The Turkish-German auteur, a hero to many in the country for films like “Head-On,” “In the Fade” and the İstanbul music documentary “Crossing the Bridge,” told Agence France-Presse late Friday that agent Ayşe Barım is “totally apolitical and innocent” of the charges, which relate to protests 12 years ago.
“If they put her in prison, what the hell is going on?” Akın asked. “So I better not go there. I don’t want to take the risk.”
Barım, 56, who was arrested in January, denied helping to organize the 2013 Gezi protests which shook the government of President Recep Tayyip Erdoğan, saying she only attended the protests to accompany her clients, some of Turkey’s most famous stars.
Prosecutors accused her of “pushing” her actors to take part, a claim she denies.
A small demonstration to save some trees in a park in central İstanbul spiralled into nationwide anti-government protests that brought hundreds of thousands into the streets.

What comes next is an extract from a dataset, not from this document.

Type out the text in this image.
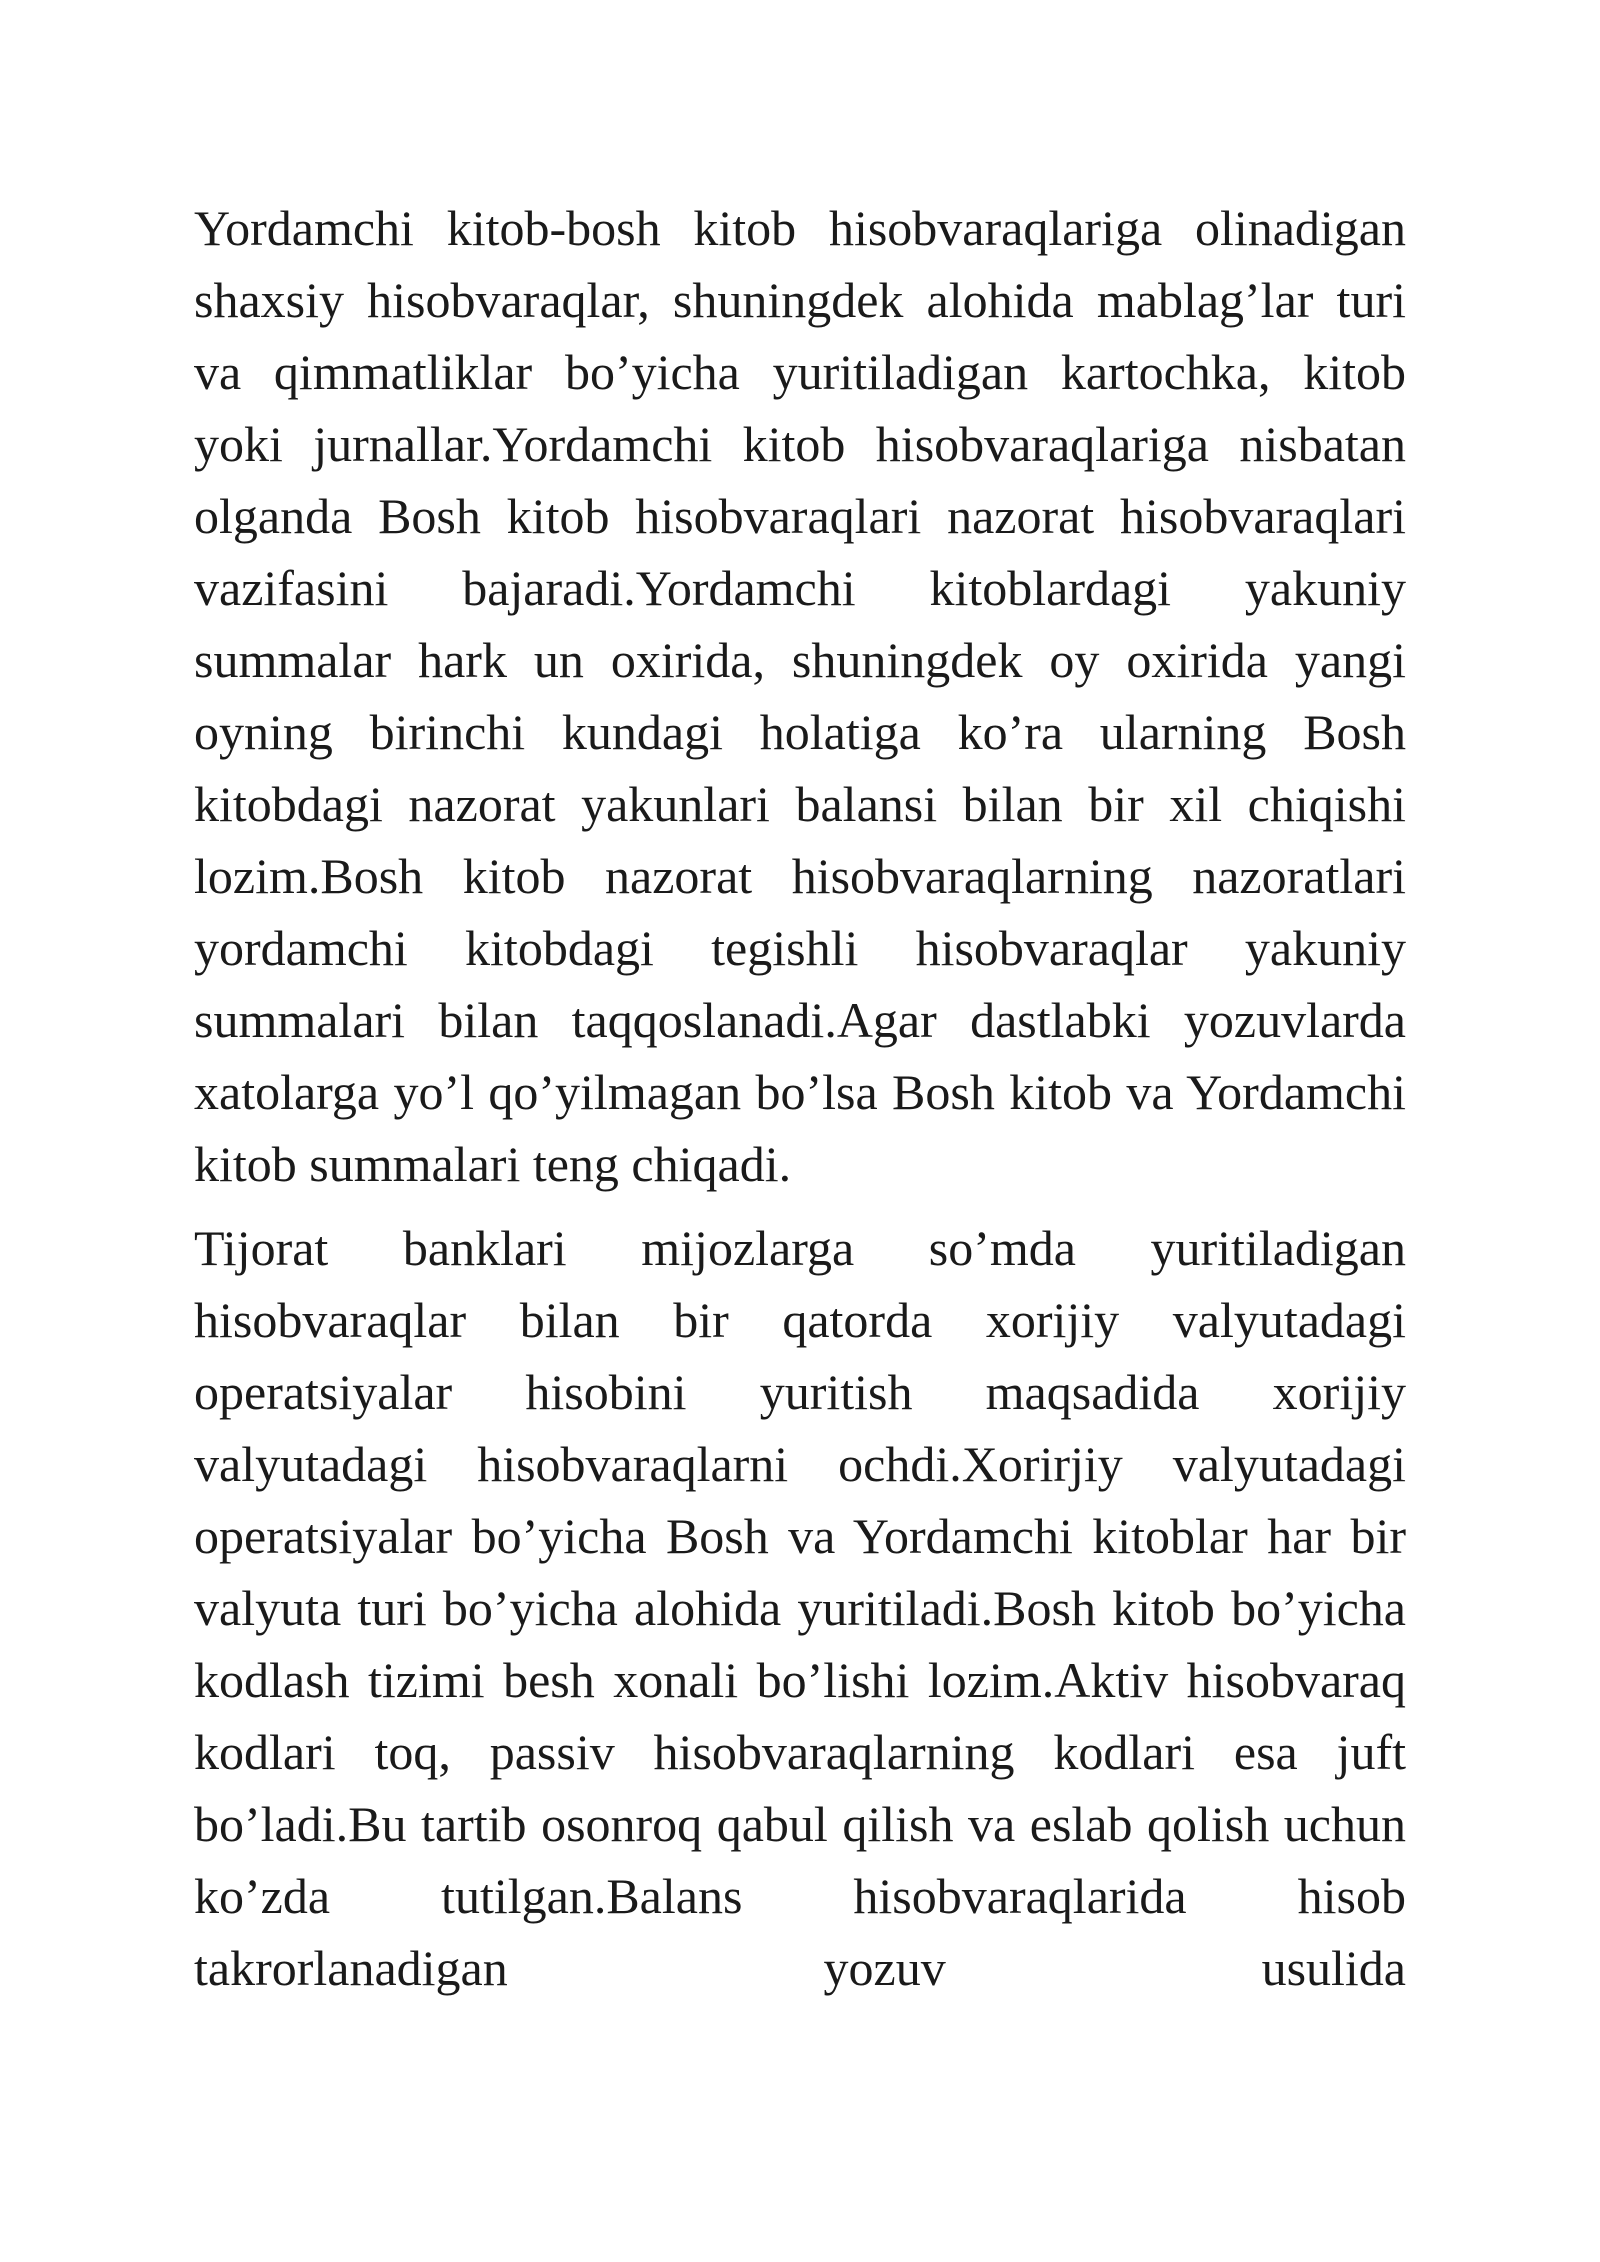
Yordamchi kitob-bosh kitob hisobvaraqlariga olinadigan shaxsiy hisobvaraqlar, shuningdek alohida mablag’lar turi va qimmatliklar bo’yicha yuritiladigan kartochka, kitob yoki jurnallar.Yordamchi kitob hisobvaraqlariga nisbatan olganda Bosh kitob hisobvaraqlari nazorat hisobvaraqlari vazifasini bajaradi.Yordamchi kitoblardagi yakuniy summalar hark un oxirida, shuningdek oy oxirida yangi oyning birinchi kundagi holatiga ko’ra ularning Bosh kitobdagi nazorat yakunlari balansi bilan bir xil chiqishi lozim.Bosh kitob nazorat hisobvaraqlarning nazoratlari yordamchi kitobdagi tegishli hisobvaraqlar yakuniy summalari bilan taqqoslanadi.Agar dastlabki yozuvlarda xatolarga yo’l qo’yilmagan bo’lsa Bosh kitob va Yordamchi kitob summalari teng chiqadi.

Tijorat banklari mijozlarga so’mda yuritiladigan hisobvaraqlar bilan bir qatorda xorijiy valyutadagi operatsiyalar hisobini yuritish maqsadida xorijiy valyutadagi hisobvaraqlarni ochdi.Xorirjiy valyutadagi operatsiyalar bo’yicha Bosh va Yordamchi kitoblar har bir valyuta turi bo’yicha alohida yuritiladi.Bosh kitob bo’yicha kodlash tizimi besh xonali bo’lishi lozim.Aktiv hisobvaraq kodlari toq, passiv hisobvaraqlarning kodlari esa juft bo’ladi.Bu tartib osonroq qabul qilish va eslab qolish uchun ko’zda tutilgan.Balans hisobvaraqlarida hisob takrorlanadigan yozuv usulida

The Hamburg-born Akin, whose new film “Amrun” premiered at the Cannes Film Festival, said “officially there is no warrant for me.”
“But to be honest, I don’t know,” he added, saying anything was possible as Turkey was being run by “mobsters.”
“They have other values, it’s shocking,” he said.
Opposition silenced
“Certain politicians are not even afraid to go to war if this helps them to stay in power. And Erdogan is one of them,” he added.
Turkey has been hit by the biggest wave of protests in years since the arrest in March of İstanbul’s opposition mayor Ekrem Imamoğlu on corruption charges.
The popular mayor is Erdoğan’s biggest political rival, with the opposition and rights groups saying he was locked up to stop him from running against the president in the 2028 general election.
Nearly 2,000 people have been detained in the crackdown on dissent since İmamoğlu’s arrest, with his X account also blocked.
Akın, whose family comes from the Black Sea region like Erdoğan’s, said part of the “nonsense” case against Barım is that “she had spoken 39 times” with jailed philanthropist Osman Kavala, who was sentenced to life in prison without parole in 2022.
“Those 39 times were because of my film ‘The Cut,’ which touched on the Ottoman-era genocide of Armenians because Kavala financed part of it and she’s managing me. So they talked because of me and both are now in prison. I’m the connecting point,” he said.
Barım was about as far from an activist as you could imagine, he added. “She’s an agent, a talent manager — a neo-liberal capitalist, for heaven’s sake.”
The Golden Globe and Golden Bear winner said he suspected Turkish prosecutors would try to pretend that he was also “part of the gang” plotting to overthrow Erdoğan.
“A lot of people are proud of me” for showcasing Turkish culture and the diaspora, “but these people don’t care about that,” Akın added.
Turkish authorities regularly target journalists, lawyers, celebrities and elected political representatives, especially since a failed 2016 coup against the government.